Thank heavens they bounced back with a second encore of phenomenal tracks and crowd-pleasers. ‘Close to Me’ had an insistent, pulsing build up which led sublimely into the jazz explosion of ‘Why Can’t I be You’. We were in the final run when we got enduring standard ‘Lovecats’ and the perfect sugar rush of ‘Boys Don’t Cry’, an ironically ageless song that still seems to resonate deeply in the heart of not only their fan base but beyond. Rounding off the show by going back to the beginning, the final double act of ‘10.15 Saturday Night’ and their very first single ‘Killing an Arab’, brought us back to earth and allowed the show to ‘closedown’ on a fitting and nostalgic note, the wispy guitar lines of that first effort sounding incredibly focused and forceful.

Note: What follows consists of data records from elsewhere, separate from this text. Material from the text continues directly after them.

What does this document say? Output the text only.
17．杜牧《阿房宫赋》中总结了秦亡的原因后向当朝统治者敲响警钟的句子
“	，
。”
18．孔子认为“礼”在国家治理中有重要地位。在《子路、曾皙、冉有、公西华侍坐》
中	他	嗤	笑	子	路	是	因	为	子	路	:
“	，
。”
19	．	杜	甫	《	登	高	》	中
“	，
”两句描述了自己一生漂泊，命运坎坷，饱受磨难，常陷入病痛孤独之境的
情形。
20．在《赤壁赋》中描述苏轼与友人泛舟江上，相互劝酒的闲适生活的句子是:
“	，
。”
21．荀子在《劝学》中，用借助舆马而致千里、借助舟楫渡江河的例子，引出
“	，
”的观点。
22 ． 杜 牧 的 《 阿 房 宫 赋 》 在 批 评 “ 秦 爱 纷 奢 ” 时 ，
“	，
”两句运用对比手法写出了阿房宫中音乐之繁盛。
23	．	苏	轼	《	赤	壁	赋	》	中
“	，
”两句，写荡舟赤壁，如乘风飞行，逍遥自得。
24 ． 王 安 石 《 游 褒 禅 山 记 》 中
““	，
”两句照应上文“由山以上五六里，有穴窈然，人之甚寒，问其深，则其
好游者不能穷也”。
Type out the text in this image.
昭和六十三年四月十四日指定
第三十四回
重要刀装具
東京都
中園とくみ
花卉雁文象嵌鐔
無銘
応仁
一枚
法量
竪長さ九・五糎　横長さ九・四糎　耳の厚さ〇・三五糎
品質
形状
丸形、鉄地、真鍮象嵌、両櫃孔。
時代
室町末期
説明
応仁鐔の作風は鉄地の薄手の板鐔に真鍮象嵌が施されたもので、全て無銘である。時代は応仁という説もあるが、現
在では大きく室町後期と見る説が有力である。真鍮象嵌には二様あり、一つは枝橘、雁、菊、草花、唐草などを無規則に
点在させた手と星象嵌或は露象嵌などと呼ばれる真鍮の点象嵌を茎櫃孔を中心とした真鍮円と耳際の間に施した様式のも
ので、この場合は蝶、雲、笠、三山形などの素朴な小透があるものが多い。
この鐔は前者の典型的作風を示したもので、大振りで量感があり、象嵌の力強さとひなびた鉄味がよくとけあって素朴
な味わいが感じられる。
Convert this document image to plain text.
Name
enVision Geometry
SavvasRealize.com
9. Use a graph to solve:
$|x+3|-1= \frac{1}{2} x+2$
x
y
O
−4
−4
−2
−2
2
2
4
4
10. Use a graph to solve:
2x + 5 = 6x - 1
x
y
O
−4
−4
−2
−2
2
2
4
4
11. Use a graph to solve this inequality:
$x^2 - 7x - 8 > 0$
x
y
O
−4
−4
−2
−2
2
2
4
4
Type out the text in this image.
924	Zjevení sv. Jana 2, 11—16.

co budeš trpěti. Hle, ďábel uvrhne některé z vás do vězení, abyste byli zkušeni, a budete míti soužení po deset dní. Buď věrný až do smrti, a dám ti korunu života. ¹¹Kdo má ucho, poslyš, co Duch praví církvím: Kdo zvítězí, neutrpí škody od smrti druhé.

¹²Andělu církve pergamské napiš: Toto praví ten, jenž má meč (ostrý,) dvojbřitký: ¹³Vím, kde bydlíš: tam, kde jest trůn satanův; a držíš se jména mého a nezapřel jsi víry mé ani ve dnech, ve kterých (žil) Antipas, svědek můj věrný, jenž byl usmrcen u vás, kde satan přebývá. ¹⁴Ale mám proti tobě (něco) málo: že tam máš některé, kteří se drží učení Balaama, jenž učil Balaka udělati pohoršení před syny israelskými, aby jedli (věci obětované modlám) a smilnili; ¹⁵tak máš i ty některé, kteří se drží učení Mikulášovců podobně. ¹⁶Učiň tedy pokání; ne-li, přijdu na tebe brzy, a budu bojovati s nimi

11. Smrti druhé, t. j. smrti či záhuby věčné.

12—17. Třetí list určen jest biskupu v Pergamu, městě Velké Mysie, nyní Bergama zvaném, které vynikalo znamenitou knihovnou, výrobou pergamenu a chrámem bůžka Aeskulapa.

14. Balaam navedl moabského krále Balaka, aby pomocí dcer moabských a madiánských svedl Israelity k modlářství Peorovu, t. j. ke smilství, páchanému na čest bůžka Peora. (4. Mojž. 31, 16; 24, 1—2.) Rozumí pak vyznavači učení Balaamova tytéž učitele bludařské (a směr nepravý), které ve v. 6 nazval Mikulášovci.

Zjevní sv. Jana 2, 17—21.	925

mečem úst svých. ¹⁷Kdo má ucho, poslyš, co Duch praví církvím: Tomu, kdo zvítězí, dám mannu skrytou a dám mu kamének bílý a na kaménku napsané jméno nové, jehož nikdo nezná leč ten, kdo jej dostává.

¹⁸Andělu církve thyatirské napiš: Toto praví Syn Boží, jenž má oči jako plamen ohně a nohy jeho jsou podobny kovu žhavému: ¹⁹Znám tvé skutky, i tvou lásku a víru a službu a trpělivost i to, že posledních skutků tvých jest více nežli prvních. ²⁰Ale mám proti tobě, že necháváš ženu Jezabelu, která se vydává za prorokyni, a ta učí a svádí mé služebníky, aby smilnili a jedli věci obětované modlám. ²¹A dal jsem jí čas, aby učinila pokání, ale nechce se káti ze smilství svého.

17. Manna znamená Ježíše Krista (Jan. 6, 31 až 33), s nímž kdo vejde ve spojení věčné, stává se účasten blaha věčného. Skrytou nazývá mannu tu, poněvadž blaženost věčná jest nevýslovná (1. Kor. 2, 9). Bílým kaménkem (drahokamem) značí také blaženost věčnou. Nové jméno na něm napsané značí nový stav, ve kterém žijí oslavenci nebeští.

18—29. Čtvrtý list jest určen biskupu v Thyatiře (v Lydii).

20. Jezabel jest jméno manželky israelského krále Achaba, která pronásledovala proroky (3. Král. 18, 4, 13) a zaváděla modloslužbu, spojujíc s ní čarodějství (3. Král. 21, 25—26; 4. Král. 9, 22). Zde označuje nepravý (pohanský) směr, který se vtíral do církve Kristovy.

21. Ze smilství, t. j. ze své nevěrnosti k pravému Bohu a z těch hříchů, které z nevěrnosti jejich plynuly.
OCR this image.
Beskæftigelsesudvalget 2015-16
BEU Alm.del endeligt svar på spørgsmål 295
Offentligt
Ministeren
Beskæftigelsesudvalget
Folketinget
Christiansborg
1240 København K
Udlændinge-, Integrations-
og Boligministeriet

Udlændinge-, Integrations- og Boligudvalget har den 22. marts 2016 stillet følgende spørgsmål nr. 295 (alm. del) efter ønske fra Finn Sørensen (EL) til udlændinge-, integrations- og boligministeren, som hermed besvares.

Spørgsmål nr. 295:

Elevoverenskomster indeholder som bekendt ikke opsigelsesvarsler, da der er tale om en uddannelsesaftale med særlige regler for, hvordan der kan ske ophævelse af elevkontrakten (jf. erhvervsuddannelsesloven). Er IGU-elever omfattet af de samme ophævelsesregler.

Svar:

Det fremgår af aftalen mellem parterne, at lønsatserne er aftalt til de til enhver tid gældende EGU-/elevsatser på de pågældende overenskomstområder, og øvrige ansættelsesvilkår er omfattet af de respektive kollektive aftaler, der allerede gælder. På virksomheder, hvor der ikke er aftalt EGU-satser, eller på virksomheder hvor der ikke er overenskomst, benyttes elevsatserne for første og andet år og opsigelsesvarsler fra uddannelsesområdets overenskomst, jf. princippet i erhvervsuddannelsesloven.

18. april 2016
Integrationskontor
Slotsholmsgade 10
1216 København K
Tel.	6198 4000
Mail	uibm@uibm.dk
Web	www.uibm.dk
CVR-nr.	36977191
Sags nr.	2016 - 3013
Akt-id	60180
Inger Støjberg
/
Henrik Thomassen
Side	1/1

This was my second time seeing the band, the last time on the Reflections Tour. They employed a concept of playing their first three albums and encores consisting of other songs from that era. A gift for a fan but I had long wanted to see a more diverse career-spanning set and this provided everything I wanted to hear. In fact it was so definitive a song list that, outside of the next speculative Reflections Tour (consisting of the following three albums if it happens!), I don’t think I’d ever have to see them again. Smith is always the same, but unlike the lost and lonely protagonist of ‘A Forest’, he is always running towards something and has a million kindred spirits, make-up applied or not, walking those woods with him.